追記:Arcaが提唱するエレクトラ・レックスについて、友人と話した際に違う視点があって面白かった。彼は男女の性愛に限定せず、家父長制や硬直した社会制度への反骨に感じたと話していた。家族という在り方の変革を迫るものでもあるかもしれない。確かにそう捉えることも出来る。人種や国家、家族、言語、宗教、人を縛るものは多すぎる。Arcaの言葉は、僕が思う以上に、クィアの人々に限らず、より多くの人々に刺さるものなのかもしれない。

 

Arcaは矛盾を抱えている。彼女はノンバイナリーのトランス女性であり、ゲイという過去も持ち合わせている。エレクトラ・レックスは、彼女の矛盾から生まれたキャラクターで、彼女の審美眼を具現化したものだ。

エレクトラ・レックスが作り出すアートは、ひとつの価値観では測ることが出来ない。それは多様な空間であり、ある時はレゲトンの熱を持ったダンスミュージック(ii)、ある時は人間を超えたサイボーグの狂った宴(iii)、といった具合に変化して止まることがない。

「Kick」シリーズを聴いていると、異なる時空を旅するような感覚になる。

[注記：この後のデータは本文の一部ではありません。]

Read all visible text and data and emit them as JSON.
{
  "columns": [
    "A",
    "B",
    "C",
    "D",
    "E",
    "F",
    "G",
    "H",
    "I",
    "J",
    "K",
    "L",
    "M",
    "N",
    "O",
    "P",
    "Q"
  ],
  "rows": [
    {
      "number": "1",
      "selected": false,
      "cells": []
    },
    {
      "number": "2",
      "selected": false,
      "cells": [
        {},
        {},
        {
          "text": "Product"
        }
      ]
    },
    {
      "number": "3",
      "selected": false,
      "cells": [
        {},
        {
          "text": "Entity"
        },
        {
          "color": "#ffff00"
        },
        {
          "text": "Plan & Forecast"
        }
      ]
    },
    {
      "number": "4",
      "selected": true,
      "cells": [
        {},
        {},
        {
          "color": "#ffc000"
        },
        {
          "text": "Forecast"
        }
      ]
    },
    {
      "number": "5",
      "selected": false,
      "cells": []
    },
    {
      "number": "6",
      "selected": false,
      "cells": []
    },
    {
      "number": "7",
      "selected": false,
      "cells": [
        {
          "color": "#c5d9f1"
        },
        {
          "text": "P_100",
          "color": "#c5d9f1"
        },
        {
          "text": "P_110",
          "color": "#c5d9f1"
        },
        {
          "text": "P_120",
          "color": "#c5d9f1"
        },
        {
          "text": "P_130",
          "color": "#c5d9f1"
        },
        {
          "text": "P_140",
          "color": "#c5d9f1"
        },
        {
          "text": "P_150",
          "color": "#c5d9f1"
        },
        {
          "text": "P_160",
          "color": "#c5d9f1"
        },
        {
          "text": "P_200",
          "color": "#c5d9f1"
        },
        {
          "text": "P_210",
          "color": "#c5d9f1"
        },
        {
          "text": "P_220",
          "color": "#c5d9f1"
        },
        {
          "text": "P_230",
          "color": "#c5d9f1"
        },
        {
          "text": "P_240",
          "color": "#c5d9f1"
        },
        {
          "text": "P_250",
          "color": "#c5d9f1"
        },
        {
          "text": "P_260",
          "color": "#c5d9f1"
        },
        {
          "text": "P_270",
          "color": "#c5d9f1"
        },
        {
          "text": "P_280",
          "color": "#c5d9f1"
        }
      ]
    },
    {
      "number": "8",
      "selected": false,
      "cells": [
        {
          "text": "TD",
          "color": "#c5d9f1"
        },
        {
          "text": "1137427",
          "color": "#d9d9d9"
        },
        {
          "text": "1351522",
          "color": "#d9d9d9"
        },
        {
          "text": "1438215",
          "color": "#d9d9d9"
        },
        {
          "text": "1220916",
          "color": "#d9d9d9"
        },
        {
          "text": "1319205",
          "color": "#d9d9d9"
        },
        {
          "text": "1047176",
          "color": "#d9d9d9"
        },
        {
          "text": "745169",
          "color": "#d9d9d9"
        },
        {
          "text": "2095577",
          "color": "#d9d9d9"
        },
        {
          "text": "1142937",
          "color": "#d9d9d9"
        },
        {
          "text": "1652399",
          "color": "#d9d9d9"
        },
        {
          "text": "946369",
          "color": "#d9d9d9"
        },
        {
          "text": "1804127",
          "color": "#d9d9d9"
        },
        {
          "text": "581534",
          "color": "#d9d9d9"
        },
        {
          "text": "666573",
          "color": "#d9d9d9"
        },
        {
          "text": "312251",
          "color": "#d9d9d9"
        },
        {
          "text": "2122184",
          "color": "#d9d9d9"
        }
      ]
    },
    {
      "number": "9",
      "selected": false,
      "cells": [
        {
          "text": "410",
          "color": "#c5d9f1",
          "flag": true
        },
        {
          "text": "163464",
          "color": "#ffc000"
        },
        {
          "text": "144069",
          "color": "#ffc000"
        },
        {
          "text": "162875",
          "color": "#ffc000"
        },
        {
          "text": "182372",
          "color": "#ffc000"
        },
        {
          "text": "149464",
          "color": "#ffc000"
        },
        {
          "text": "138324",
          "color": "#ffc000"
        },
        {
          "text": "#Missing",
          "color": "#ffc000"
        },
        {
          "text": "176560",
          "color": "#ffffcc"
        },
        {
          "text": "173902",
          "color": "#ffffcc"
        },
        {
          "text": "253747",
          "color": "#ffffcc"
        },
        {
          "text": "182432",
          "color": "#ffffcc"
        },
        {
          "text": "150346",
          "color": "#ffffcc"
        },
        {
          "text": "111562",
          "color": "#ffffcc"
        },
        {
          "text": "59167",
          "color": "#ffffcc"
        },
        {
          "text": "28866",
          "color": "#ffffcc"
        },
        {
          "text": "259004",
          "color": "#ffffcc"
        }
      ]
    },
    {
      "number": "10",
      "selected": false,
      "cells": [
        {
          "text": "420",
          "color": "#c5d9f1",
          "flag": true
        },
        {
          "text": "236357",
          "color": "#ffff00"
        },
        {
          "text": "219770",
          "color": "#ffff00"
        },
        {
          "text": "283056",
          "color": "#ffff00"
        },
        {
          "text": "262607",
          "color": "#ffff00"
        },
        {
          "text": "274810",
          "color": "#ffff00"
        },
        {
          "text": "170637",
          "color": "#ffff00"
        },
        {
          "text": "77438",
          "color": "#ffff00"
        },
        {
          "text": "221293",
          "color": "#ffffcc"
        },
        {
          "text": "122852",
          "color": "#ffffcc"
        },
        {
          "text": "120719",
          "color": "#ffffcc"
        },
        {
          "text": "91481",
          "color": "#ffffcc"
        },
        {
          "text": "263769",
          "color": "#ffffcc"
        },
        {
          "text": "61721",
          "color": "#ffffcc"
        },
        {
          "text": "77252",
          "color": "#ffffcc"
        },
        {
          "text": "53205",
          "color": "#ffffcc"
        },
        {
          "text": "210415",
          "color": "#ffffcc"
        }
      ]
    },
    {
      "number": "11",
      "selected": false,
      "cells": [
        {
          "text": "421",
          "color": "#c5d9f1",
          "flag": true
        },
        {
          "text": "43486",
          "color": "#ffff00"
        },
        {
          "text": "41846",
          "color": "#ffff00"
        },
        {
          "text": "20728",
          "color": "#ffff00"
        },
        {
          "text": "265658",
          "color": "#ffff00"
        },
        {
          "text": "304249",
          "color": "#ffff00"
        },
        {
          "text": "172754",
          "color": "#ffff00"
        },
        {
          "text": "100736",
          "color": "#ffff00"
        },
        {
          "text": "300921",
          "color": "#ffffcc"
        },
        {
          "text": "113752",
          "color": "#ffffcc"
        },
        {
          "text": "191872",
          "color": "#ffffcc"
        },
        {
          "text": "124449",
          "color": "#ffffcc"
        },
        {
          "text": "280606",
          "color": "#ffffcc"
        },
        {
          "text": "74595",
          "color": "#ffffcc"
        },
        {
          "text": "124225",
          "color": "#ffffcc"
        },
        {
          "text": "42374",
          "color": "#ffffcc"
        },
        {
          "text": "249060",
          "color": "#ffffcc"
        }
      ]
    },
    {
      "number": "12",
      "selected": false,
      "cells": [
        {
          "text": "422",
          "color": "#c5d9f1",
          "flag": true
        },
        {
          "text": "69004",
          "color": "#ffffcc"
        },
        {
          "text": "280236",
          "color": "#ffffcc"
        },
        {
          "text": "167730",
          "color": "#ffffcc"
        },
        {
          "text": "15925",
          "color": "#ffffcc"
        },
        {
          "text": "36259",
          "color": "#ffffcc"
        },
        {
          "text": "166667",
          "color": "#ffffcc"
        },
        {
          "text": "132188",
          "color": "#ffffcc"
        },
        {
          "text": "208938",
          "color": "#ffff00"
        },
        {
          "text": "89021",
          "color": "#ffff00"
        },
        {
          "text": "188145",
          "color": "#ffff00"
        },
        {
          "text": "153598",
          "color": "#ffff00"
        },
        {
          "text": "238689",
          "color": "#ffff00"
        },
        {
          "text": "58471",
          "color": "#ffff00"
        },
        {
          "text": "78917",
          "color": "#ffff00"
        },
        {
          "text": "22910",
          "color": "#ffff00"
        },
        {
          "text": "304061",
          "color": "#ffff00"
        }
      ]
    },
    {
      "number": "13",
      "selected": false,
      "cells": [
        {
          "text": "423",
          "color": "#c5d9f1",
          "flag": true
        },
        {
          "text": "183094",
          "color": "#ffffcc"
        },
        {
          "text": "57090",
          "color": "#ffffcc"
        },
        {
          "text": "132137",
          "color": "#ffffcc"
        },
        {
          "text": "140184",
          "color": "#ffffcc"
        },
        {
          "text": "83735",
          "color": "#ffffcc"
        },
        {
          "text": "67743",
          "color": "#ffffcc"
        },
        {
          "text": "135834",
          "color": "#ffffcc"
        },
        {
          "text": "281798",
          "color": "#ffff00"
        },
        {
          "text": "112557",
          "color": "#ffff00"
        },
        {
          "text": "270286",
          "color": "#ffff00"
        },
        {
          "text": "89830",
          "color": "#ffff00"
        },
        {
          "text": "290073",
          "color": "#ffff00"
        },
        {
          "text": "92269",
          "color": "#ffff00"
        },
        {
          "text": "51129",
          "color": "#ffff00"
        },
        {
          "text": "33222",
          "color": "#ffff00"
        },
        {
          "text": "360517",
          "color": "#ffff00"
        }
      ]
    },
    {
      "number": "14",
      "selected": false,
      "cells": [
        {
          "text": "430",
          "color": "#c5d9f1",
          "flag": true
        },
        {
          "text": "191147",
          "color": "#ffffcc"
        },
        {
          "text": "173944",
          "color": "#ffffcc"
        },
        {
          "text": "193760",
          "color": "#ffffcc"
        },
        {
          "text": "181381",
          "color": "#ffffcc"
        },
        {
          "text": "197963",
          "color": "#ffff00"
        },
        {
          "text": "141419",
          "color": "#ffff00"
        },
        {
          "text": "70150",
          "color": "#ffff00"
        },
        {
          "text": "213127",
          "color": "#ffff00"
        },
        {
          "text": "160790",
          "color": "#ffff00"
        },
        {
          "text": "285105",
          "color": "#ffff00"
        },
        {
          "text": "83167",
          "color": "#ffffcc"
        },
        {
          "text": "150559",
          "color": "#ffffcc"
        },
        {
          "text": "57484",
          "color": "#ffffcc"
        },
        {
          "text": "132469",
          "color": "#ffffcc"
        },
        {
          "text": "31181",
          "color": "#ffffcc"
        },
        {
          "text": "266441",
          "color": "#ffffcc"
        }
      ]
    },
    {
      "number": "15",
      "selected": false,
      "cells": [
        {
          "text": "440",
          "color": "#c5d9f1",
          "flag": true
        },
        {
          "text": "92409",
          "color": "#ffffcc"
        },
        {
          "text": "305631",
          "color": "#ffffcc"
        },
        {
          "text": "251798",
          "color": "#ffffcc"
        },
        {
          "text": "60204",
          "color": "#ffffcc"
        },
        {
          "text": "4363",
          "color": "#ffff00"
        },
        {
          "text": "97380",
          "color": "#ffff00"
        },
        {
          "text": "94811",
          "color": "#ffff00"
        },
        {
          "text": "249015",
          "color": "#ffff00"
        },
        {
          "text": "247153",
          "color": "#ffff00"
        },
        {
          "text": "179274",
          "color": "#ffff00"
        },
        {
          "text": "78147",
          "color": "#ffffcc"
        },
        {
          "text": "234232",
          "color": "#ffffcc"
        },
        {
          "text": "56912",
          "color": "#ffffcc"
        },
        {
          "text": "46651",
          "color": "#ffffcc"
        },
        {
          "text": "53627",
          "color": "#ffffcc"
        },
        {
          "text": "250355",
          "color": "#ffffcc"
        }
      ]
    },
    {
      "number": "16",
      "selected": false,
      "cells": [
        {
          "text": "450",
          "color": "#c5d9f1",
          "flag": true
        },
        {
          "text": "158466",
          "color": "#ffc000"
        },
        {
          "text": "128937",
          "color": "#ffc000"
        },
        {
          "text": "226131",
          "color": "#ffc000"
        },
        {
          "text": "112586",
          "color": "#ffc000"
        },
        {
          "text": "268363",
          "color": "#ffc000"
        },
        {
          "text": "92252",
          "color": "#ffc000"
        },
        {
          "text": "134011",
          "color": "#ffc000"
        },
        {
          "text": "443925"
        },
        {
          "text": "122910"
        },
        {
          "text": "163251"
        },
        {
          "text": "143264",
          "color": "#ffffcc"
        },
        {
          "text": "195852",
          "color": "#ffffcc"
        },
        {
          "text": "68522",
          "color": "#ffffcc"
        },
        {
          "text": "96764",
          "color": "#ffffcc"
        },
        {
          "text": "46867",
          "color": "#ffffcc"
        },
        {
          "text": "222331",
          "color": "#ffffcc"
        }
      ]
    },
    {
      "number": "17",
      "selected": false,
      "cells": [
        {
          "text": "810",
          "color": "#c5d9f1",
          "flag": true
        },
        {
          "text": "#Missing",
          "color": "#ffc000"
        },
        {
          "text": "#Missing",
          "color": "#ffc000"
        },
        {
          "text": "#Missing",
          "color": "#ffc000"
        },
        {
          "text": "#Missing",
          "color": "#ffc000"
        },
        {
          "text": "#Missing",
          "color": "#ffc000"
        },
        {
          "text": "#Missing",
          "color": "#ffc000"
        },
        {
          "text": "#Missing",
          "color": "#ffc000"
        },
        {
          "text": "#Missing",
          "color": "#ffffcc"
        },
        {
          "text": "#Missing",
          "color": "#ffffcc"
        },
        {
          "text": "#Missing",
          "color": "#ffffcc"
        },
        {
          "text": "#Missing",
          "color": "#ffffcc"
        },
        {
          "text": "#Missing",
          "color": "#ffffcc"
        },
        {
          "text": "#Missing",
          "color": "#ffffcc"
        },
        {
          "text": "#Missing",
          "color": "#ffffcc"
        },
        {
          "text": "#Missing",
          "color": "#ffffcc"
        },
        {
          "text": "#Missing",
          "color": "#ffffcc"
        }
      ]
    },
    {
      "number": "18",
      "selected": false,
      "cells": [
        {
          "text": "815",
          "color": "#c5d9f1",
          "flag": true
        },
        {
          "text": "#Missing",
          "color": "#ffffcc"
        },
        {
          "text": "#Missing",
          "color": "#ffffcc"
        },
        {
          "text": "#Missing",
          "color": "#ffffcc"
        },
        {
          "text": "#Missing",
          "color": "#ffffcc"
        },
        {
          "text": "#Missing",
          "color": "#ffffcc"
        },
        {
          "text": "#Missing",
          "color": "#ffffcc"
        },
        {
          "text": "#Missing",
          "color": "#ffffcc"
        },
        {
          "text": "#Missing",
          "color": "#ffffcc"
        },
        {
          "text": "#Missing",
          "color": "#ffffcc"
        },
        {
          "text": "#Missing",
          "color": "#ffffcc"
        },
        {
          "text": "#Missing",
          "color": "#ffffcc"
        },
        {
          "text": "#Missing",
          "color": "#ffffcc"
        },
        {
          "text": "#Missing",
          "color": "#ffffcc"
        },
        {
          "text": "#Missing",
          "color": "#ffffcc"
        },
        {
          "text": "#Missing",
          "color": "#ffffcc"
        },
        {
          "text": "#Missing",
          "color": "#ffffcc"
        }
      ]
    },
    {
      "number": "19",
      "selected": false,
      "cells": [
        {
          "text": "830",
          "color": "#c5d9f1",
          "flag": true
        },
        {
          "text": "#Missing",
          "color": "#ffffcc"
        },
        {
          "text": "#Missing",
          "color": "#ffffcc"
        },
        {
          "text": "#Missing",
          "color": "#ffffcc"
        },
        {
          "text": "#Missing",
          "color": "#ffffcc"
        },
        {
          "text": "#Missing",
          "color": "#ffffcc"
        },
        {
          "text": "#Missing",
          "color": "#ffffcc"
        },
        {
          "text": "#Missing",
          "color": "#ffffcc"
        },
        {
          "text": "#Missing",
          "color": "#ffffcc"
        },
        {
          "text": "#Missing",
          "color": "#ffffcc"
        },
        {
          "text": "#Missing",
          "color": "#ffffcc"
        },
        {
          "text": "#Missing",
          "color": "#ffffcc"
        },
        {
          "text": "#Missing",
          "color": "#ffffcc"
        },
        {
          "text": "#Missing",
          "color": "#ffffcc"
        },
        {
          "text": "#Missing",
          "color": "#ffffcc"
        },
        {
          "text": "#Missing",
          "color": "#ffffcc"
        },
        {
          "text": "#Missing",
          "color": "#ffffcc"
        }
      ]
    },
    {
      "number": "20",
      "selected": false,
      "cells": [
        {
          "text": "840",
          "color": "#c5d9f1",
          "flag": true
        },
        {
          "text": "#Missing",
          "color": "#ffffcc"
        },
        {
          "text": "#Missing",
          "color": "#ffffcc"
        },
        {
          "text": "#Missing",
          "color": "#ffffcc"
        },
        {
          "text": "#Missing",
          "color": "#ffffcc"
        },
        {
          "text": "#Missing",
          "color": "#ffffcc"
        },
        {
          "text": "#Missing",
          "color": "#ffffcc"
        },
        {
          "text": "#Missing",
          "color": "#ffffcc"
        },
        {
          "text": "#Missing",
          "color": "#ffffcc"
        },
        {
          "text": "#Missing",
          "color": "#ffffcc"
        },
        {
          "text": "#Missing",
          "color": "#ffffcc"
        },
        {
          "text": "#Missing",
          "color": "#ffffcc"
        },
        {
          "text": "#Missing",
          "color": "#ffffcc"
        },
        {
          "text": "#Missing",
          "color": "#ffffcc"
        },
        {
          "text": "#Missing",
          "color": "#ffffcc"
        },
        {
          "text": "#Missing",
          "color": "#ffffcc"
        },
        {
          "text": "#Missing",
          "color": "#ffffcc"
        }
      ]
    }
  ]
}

高揚感や、怒り、喜びや悲しみ、様々な感情を伴って。

その中でも、僕が個人的に好きなのは「kick iiii」で感じたファンタジーのような幻想、優しさに溢れる癒しの世界だ。

Arcaの音楽を聴いて人間的な幸せ、喜びを心から感じたのは初めてかもしれない。Arca流にギターを弾き語りした穏やかすぎる曲もあり、Arcaがこんな一面も見せてくれたことが嬉しくて、感動した。思うに、「ii」「iii」を経ないと「iiii」は出来なかったのだろうと思う。ものすごく回り道して、きれいなもの、美しい景色を表現している。でもそうするしか方法が無かったのだと思う。「iiii」を聴いていると僕のような人間でも世界に対して優しくなれそうな気がして、希望が持てる。

 

 

最後にドロップされたボーナスアルバム的な「iiiii」ではピアノの旋律が主体になり、Arcaの加工のされていない肉声も戻ってくる。坂本龍一がArcaを「DIVA」と語り、共に「Mutant Faith」を詠った、その後で。

最後のアルバムを貫く感情は、生きる儚さ、悲哀であり、これまでのArcaの楽曲をArca足らしめてきた最も根源的なパーツだ。ファーストの「Zen」でも「Mutant」でも、やたらと切ない旋律が挟み込まれてきた。どれだけ実験的なリズムやビートを作っても、絶対に泣けるところを押さえてくる。

例えば絵を描くのに没頭した夜、ふと我に帰り、何も作れていない気がしてくる。何かが足りない。どれだけ求めても、結局何も得られないんじゃないか?そんな疑念が湧いてくる。誰でも絶望することはあると思う。いつでも悲しくなれるのが人間であり、悲しみはいつも美しいと感じる。

 

 

 

長々と書いてしまったけど、Arca、仕事しすぎじゃないか?
アルバム4枚同時リリースってやった人いるんだろつか?

次元が違うと感じる。
本当にポストヒューマンなのかもしれない。